Re: Performance problem with table.move

Em seg., 7 de dez. de 2020 às 01:16, Andrew Gierth <andrew@tao11.riddles.org.uk> escreveu:

>>>>> "Ranier" == Ranier Vilela <ranier.vf@gmail.com> writes:

Ranier> For loops, the quickest option, are variables with the natural
Ranier> size of the machine.

>> No.

Ranier> No what?

I mean: No, that is a false statement.

For a concrete example: on 64-bit intel, there is an explicit
optimization guideline (from Intel's own optimization reference manual):

Assembly/Compiler Coding Rule 63. (H impact, M generality) Use the
32-bit versions of instructions in 64-bit mode to reduce code size
unless the 64-bit version is necessary to access 64-bit data or
additional registers.

("H impact" = high impact, "M generality" = medium generality)

Other 64-bit architectures typically have equal performance for 32-bit
and 64-bit operations.

If you want to prove me wrong, show an example of _actual code_ where
either 64-bit values or unsigned 32-bit are an improvement over signed
32-bit.

See at:

https://blog.robertelder.org/signed-or-unsigned/

" To summarize my conclusion, I will claim that unsigned integers are better than signed integers for programming in C"

https://stackoverflow.com/questions/4712315/performance-of-unsigned-vs-signed-integers

"unsigned leads to the same or better performance than signed.

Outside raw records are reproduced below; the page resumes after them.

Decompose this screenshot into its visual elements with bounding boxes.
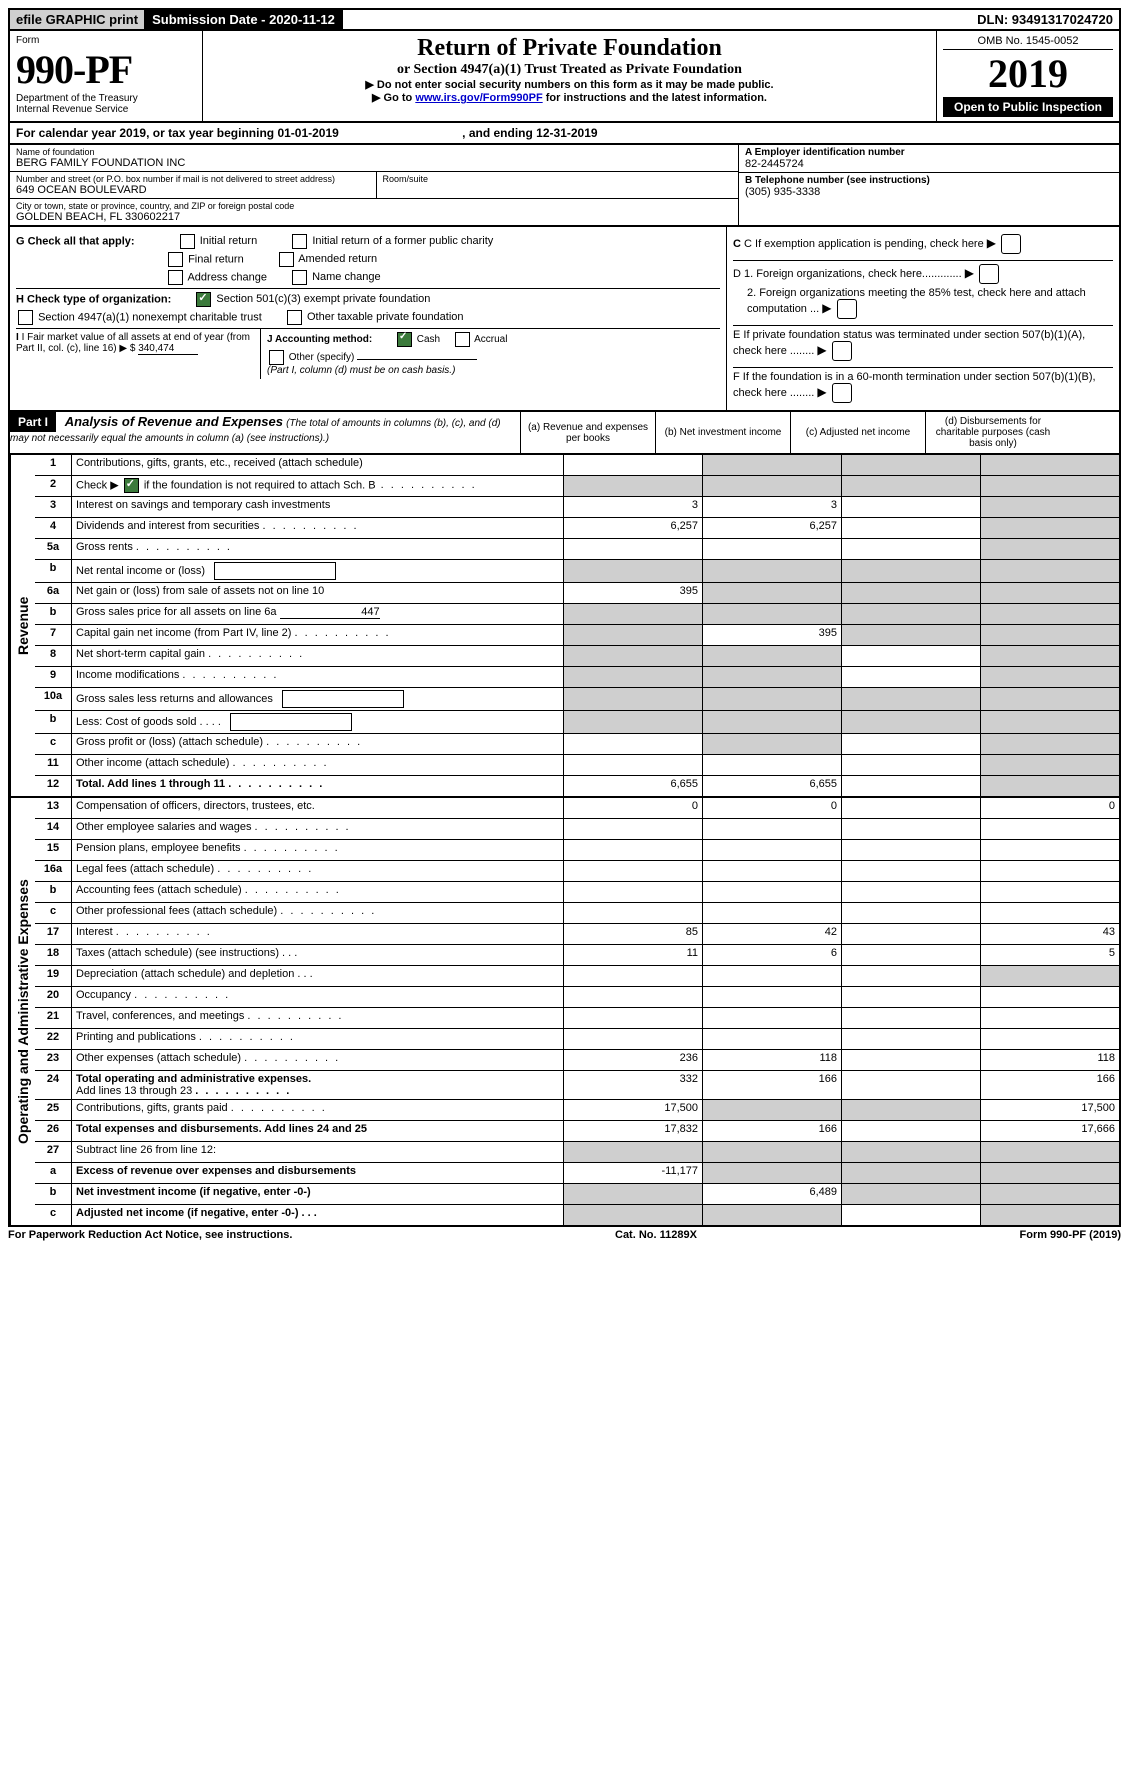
501c3-checkbox[interactable] <box>196 292 211 307</box>
addr-label: Number and street (or P.O. box number if… <box>16 174 366 184</box>
60month-checkbox[interactable] <box>832 383 852 403</box>
irs-link[interactable]: www.irs.gov/Form990PF <box>415 92 542 104</box>
final-return-checkbox[interactable] <box>168 252 183 267</box>
gross-sales-box <box>282 690 404 708</box>
j-note: (Part I, column (d) must be on cash basi… <box>267 365 714 376</box>
room-label: Room/suite <box>383 174 733 184</box>
city-label: City or town, state or province, country… <box>16 201 732 211</box>
top-bar: efile GRAPHIC print Submission Date - 20… <box>8 8 1121 31</box>
efile-button[interactable]: efile GRAPHIC print <box>10 10 146 29</box>
submission-date: Submission Date - 2020-11-12 <box>146 10 343 29</box>
4947-checkbox[interactable] <box>18 310 33 325</box>
initial-former-checkbox[interactable] <box>292 234 307 249</box>
omb-number: OMB No. 1545-0052 <box>943 35 1113 50</box>
cogs-box <box>230 713 352 731</box>
calendar-year-row: For calendar year 2019, or tax year begi… <box>8 123 1121 145</box>
open-public-badge: Open to Public Inspection <box>943 97 1113 117</box>
form-footer: Form 990-PF (2019) <box>1020 1229 1121 1241</box>
schb-checkbox[interactable] <box>124 478 139 493</box>
form-subtitle: or Section 4947(a)(1) Trust Treated as P… <box>209 62 930 78</box>
e-label: E If private foundation status was termi… <box>733 329 1085 357</box>
j-label: J Accounting method: <box>267 334 372 345</box>
i-label: I Fair market value of all assets at end… <box>16 332 250 354</box>
address-change-checkbox[interactable] <box>168 270 183 285</box>
form-note2: ▶ Go to www.irs.gov/Form990PF for instru… <box>209 91 930 104</box>
checkbox-section: G Check all that apply: Initial return I… <box>8 227 1121 412</box>
cash-checkbox[interactable] <box>397 332 412 347</box>
rental-income-box <box>214 562 336 580</box>
revenue-section: Revenue 1Contributions, gifts, grants, e… <box>8 455 1121 798</box>
ein-value: 82-2445724 <box>745 158 1113 170</box>
foundation-name: BERG FAMILY FOUNDATION INC <box>16 157 732 169</box>
form-header: Form 990-PF Department of the Treasury I… <box>8 31 1121 123</box>
form-number: 990-PF <box>16 46 196 93</box>
other-taxable-checkbox[interactable] <box>287 310 302 325</box>
dept-label: Department of the Treasury <box>16 93 196 104</box>
catalog-number: Cat. No. 11289X <box>615 1229 697 1241</box>
part1-title: Analysis of Revenue and Expenses <box>65 414 283 429</box>
foreign-org-checkbox[interactable] <box>979 264 999 284</box>
header-center: Return of Private Foundation or Section … <box>203 31 937 121</box>
tax-year: 2019 <box>943 50 1113 97</box>
foundation-addr: 649 OCEAN BOULEVARD <box>16 184 366 196</box>
c-label: C If exemption application is pending, c… <box>744 238 984 250</box>
g-label: G Check all that apply: <box>16 235 135 247</box>
col-d-header: (d) Disbursements for charitable purpose… <box>925 412 1060 453</box>
initial-return-checkbox[interactable] <box>180 234 195 249</box>
foundation-info: Name of foundation BERG FAMILY FOUNDATIO… <box>8 145 1121 227</box>
terminated-checkbox[interactable] <box>832 341 852 361</box>
col-a-header: (a) Revenue and expenses per books <box>520 412 655 453</box>
col-b-header: (b) Net investment income <box>655 412 790 453</box>
fmv-value: 340,474 <box>138 343 198 355</box>
name-change-checkbox[interactable] <box>292 270 307 285</box>
expenses-section: Operating and Administrative Expenses 13… <box>8 798 1121 1227</box>
h-label: H Check type of organization: <box>16 293 171 305</box>
part1-label: Part I <box>10 412 56 432</box>
header-right: OMB No. 1545-0052 2019 Open to Public In… <box>937 31 1119 121</box>
header-left: Form 990-PF Department of the Treasury I… <box>10 31 203 121</box>
dln-number: DLN: 93491317024720 <box>971 10 1119 29</box>
d1-label: D 1. Foreign organizations, check here..… <box>733 268 962 280</box>
amended-return-checkbox[interactable] <box>279 252 294 267</box>
revenue-label: Revenue <box>10 455 35 796</box>
other-method-checkbox[interactable] <box>269 350 284 365</box>
ein-label: A Employer identification number <box>745 147 1113 158</box>
irs-label: Internal Revenue Service <box>16 104 196 115</box>
d2-label: 2. Foreign organizations meeting the 85%… <box>747 287 1086 315</box>
foundation-city: GOLDEN BEACH, FL 330602217 <box>16 211 732 223</box>
phone-label: B Telephone number (see instructions) <box>745 175 1113 186</box>
form-title: Return of Private Foundation <box>209 35 930 62</box>
expenses-label: Operating and Administrative Expenses <box>10 798 35 1225</box>
phone-value: (305) 935-3338 <box>745 186 1113 198</box>
form-note1: ▶ Do not enter social security numbers o… <box>209 78 930 91</box>
accrual-checkbox[interactable] <box>455 332 470 347</box>
85pct-checkbox[interactable] <box>837 299 857 319</box>
page-footer: For Paperwork Reduction Act Notice, see … <box>8 1227 1121 1243</box>
name-label: Name of foundation <box>16 147 732 157</box>
exemption-pending-checkbox[interactable] <box>1001 234 1021 254</box>
f-label: F If the foundation is in a 60-month ter… <box>733 371 1096 399</box>
paperwork-notice: For Paperwork Reduction Act Notice, see … <box>8 1229 292 1241</box>
form-label: Form <box>16 35 196 46</box>
col-c-header: (c) Adjusted net income <box>790 412 925 453</box>
part1-header-row: Part I Analysis of Revenue and Expenses … <box>8 412 1121 455</box>
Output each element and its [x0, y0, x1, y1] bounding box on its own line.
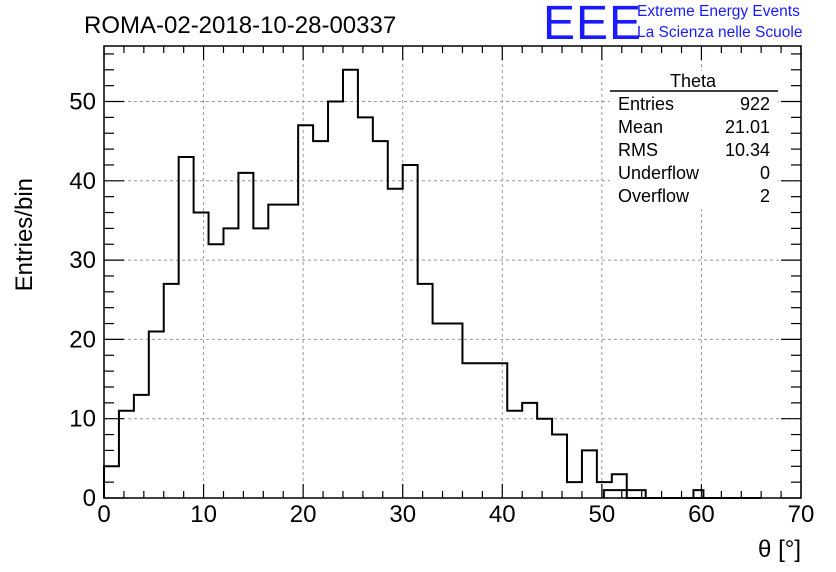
- y-tick-label: 40: [69, 168, 96, 195]
- eee-logo-mark: EEE: [543, 0, 643, 50]
- x-tick-label: 0: [97, 501, 110, 528]
- histogram-bin: [602, 489, 647, 498]
- y-tick-labels: 0 10 20 30 40 50: [69, 89, 96, 512]
- x-tick-label: 10: [190, 501, 217, 528]
- x-tick-label: 60: [688, 501, 715, 528]
- stats-value: 2: [760, 186, 770, 206]
- x-tick-labels: 0 10 20 30 40 50 60 70: [97, 501, 814, 528]
- stats-label: Entries: [618, 94, 674, 114]
- logo-line-2: La Scienza nelle Scuole: [637, 24, 803, 41]
- x-tick-label: 50: [589, 501, 616, 528]
- logo-line-1: Extreme Energy Events: [637, 3, 800, 20]
- stats-value: 922: [740, 94, 770, 114]
- stats-value: 0: [760, 163, 770, 183]
- chart-title: ROMA-02-2018-10-28-00337: [84, 12, 396, 39]
- stats-value: 21.01: [725, 117, 770, 137]
- x-tick-label: 30: [389, 501, 416, 528]
- x-tick-label: 40: [489, 501, 516, 528]
- y-tick-label: 0: [83, 485, 96, 512]
- axis-ticks: [103, 46, 802, 499]
- y-axis-label: Entries/bin: [11, 178, 38, 291]
- stats-value: 10.34: [725, 140, 770, 160]
- stats-label: Overflow: [618, 186, 690, 206]
- x-axis-label: θ [°]: [758, 536, 801, 563]
- stats-label: RMS: [618, 140, 658, 160]
- x-tick-label: 70: [788, 501, 815, 528]
- plot-frame: [103, 45, 802, 499]
- y-tick-label: 10: [69, 406, 96, 433]
- histogram-bin: [692, 489, 705, 498]
- y-tick-label: 20: [69, 326, 96, 353]
- y-tick-label: 50: [69, 89, 96, 116]
- y-tick-label: 30: [69, 247, 96, 274]
- stats-label: Mean: [618, 117, 663, 137]
- stats-box: Theta Entries 922 Mean 21.01 RMS 10.34 Underfl…: [610, 71, 778, 209]
- stats-title: Theta: [670, 71, 717, 91]
- x-tick-label: 20: [290, 501, 317, 528]
- histogram-line: [103, 68, 762, 499]
- stats-label: Underflow: [618, 163, 700, 183]
- grid-lines: [104, 46, 801, 498]
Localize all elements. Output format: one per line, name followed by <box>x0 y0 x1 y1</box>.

Some examples:

Division by a constant which is a power of 2 (see also the answer from FredOverflow)
Division by a constant number (for example, my compiler implements division by 13 using 2 asm instructions for unsigned, and 6 instructions for signed)
Checking whether a number is even (i have no idea why my MS Visual Studio compiler implements it with 4 instructions for signed numbers; gcc does it with 1 instruction, just like in the unsigned case)

" Division by powers of 2 is faster with unsigned int, because it can be optimized into a single shift instruction."

Which seems to be ideal for indexing arrays that are power 2 in size.

For loops:

https://godbolt.org/

x86-64 clang 11.0 (-O2):

int f(int i) { int j, k = 0; for (j = i; j < i + 10; ++j) ++k; return k; }
f(int): # @f(int)
lea eax, [rdi + 9]
cmp eax, edi
cmovl eax, edi
sub eax, edi
add eax, 1
ret

unsigned int f(unsigned int i) { unsigned int j, k = 0; for (j = i; j < i + 10; ++j) ++k; return k; }
f(unsigned int): # @f(unsigned int)
xor ecx, ecx
cmp edi, -10
mov eax, 10
cmovae eax, ecx
ret

Ranier Vilela